I read That’s Me Groucho!: The Solo Career of Groucho Marx during the initial quarantine, and I was glued to it every second. Of course, being a Marx Brothers fan, I can see why a general reader might not be able to get into it as enthusiastically as I have. Despite that issue, Coniam does a great job researching the book and maintaining an objective view of the iconic comedian. Also, it contains a buttload of information that even diehards may not know about. So if you are looking for a present for a Marx Brothers fan, get them this book!

2. The Survivors Club by Lisa Gardner

I normally don’t read a whole lot of suspense books, but Lisa Gardner made me want to read more titles in this genre with The Survivors Club. It contains some of the most unexpected twists and turns that I have ever encountered. It also helps that the novel has three-dimensional characters, a non-sugar coated and nuanced approach to the very sensitive subject of rape, and a great finale! It’s no wonder that Lisa Gardner is the “Queen of Suspense!”

1. The Hate U Give by Angie Thomas

On one of the library Facebook groups that I’m in, someone had asked what books I read this year that I couldn’t stop thinking about. I answered The Hate U Give. This novel earns every praise that it has gotten with its diverse and realistic storytelling and characters. Although it’s a young adult book, anyone can read and enjoy it. Its portrayal of empathy is so impactful that people will be empowered to stand up for justice.
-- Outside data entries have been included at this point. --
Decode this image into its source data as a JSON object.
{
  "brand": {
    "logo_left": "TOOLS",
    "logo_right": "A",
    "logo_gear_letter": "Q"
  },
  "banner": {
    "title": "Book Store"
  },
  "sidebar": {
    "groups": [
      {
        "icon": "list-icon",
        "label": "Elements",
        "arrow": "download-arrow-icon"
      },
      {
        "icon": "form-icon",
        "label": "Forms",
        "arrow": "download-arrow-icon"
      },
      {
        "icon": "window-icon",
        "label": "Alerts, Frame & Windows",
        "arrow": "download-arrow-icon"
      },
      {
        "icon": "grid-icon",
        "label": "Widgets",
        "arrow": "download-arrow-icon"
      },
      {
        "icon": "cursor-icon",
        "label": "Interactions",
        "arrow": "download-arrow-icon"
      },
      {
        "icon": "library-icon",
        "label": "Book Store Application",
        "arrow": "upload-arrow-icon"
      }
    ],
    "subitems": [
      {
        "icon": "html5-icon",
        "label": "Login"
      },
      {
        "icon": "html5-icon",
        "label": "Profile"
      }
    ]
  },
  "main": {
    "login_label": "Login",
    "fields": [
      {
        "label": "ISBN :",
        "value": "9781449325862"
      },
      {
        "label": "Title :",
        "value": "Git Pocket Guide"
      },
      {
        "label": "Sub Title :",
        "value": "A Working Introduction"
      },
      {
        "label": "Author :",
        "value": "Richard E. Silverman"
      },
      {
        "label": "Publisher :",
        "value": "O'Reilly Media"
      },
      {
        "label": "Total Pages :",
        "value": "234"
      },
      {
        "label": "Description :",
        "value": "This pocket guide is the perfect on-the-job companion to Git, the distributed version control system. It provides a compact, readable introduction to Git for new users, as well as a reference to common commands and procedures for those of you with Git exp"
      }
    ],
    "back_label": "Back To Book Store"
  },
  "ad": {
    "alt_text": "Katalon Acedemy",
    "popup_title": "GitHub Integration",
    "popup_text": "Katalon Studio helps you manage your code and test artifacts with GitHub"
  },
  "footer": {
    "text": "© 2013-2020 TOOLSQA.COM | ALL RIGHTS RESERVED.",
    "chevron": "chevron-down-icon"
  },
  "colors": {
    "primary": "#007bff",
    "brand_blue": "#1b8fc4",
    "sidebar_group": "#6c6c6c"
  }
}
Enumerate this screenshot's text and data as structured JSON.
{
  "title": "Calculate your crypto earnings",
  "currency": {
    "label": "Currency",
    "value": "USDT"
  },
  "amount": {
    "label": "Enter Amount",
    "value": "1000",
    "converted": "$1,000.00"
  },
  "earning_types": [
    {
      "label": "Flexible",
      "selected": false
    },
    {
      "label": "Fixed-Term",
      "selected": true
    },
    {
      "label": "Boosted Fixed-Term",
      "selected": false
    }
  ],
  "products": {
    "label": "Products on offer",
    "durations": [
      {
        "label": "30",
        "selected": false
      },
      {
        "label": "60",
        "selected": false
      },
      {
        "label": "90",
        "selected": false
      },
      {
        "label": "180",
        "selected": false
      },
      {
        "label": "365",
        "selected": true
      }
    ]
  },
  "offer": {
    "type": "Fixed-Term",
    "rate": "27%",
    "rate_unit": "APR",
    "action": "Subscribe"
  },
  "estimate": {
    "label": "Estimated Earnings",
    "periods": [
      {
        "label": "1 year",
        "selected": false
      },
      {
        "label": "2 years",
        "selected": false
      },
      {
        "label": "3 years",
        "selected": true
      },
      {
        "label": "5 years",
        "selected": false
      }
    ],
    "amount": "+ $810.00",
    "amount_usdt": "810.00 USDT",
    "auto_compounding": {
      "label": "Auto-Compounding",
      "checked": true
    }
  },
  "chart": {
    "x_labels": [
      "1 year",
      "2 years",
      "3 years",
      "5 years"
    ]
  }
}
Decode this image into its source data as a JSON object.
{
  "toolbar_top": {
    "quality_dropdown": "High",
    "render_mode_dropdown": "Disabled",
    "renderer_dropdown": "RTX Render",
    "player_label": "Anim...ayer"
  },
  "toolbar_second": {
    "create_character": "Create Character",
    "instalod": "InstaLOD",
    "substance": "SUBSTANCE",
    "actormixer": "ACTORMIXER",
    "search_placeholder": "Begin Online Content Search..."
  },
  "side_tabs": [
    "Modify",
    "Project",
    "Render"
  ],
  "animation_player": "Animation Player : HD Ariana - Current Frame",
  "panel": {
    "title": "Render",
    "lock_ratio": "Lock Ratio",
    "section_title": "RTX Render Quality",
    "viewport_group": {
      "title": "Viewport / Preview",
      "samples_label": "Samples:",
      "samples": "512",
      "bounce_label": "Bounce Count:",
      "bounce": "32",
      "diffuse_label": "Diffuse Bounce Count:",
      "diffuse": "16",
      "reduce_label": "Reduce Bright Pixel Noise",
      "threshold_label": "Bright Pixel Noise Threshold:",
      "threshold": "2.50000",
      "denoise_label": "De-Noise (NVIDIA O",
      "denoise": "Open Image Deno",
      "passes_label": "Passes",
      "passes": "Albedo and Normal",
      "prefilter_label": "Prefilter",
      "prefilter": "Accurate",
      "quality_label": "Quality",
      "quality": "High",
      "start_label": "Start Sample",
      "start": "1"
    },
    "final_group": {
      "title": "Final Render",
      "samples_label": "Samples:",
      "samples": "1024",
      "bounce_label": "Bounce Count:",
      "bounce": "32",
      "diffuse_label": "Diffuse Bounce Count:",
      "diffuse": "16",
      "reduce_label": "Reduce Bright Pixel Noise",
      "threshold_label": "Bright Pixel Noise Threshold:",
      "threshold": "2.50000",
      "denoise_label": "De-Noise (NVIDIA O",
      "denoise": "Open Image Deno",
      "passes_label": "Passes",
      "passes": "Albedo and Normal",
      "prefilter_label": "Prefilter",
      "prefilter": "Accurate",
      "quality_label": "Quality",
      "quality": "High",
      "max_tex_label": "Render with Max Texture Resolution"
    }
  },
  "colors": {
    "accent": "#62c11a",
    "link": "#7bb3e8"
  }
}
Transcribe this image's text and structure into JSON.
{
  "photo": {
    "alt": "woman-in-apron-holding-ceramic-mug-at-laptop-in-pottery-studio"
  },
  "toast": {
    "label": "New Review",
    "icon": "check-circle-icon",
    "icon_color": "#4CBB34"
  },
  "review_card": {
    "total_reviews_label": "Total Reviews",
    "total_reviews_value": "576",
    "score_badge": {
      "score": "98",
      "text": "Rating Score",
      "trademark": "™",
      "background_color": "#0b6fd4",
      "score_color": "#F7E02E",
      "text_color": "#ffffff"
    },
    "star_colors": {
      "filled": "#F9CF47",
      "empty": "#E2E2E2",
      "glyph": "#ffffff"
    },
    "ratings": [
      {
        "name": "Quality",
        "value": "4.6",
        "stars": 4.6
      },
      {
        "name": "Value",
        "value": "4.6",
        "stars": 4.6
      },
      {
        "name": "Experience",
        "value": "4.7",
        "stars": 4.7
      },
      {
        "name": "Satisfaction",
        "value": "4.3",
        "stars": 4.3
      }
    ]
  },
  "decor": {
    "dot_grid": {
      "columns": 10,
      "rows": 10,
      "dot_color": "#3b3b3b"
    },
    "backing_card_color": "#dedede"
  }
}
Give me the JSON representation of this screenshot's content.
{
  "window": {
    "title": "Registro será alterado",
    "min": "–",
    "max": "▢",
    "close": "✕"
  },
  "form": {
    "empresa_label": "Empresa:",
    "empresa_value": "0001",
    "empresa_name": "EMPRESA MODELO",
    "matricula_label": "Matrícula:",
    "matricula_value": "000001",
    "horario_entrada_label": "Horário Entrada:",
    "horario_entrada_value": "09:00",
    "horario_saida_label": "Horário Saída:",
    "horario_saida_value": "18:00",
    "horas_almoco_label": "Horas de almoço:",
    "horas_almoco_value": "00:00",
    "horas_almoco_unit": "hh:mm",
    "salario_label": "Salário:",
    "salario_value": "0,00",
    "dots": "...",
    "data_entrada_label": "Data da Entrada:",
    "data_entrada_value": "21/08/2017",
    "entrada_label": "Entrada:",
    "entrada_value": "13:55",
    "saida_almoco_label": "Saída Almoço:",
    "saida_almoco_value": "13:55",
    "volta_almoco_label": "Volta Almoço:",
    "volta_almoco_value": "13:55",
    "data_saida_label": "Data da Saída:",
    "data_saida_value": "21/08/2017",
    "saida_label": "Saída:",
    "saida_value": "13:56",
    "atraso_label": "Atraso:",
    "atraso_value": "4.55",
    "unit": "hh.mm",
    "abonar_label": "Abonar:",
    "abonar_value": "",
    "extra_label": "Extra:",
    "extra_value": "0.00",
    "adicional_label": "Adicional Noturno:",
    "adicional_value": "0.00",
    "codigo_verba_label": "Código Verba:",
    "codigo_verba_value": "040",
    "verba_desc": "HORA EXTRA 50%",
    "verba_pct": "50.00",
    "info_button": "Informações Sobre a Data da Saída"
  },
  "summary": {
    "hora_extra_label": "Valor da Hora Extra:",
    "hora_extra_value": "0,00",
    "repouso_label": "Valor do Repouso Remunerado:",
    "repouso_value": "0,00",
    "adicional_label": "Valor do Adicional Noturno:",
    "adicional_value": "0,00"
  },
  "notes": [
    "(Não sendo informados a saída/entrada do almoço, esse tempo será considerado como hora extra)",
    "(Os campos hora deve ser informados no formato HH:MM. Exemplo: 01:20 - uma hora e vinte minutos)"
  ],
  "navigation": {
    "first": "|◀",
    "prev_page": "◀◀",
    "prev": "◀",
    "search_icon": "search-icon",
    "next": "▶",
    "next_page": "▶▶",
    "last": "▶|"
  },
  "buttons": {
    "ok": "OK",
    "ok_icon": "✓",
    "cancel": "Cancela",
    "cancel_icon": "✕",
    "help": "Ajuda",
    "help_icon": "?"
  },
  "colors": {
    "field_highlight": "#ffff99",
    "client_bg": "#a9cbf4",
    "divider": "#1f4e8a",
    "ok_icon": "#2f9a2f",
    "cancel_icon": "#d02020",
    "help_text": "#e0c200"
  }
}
Alright, now let’s get to the worst!

3. Tangerine by Christine Mangan

As I mentioned in my 49-book ranking, I was originally going to put Tangerine as two stars because I was putting a lot of emphasis on the fact that George Clooney’s film company had acquired the film rights. Since then, this title has not been made into a film. This is an around-about way to say that I’m not sure if it will get adapted because the book is kind of dull. I get that the first two acts are a slow burn, but it could be very plodding at times. I would have tolerated that more if the ending was unpredictable in any way. It frustrated me until I realized who was the true protagonist. I still hold out for the film adaptation, but because of the source material, I’m afraid that it will be just as boring.

2. The Biggest Lie in the History of Christainity: How Modern Culture is Robbing Billions of People of Happiness by Matthew Kelly

Look at that title. See how inflammatory the words are. I had other issues with this book like no sources and a lack of an examination of Christian ideals, but none of those angered me as much as how it was worded. I don’t mind the bluntness of self-help books, but they have to be straight-forward without being condescending and stirring up feelings of anger and fear. Sadly, that’s how I felt about this title. I’m sure one can find more balanced self-help books on how to be a better Christian elsewhere. 

1. Final Jeopardy by Linda Fairstein

Final Jeopardy is on the list not because of how the author contributed to the Central Park Five case. If you want to frustrate me to the nth degree, all you have to do is take a potentially interesting scenario and make it as dry and boring as a Costco cake left out for too long, and that’s what this novel does. No further explanation is needed.

And that was the Top 3 Best and Worst Books of 2020! I hope all of you enjoyed it. I look forward to having plenty of new reviews for 2021! See you next year!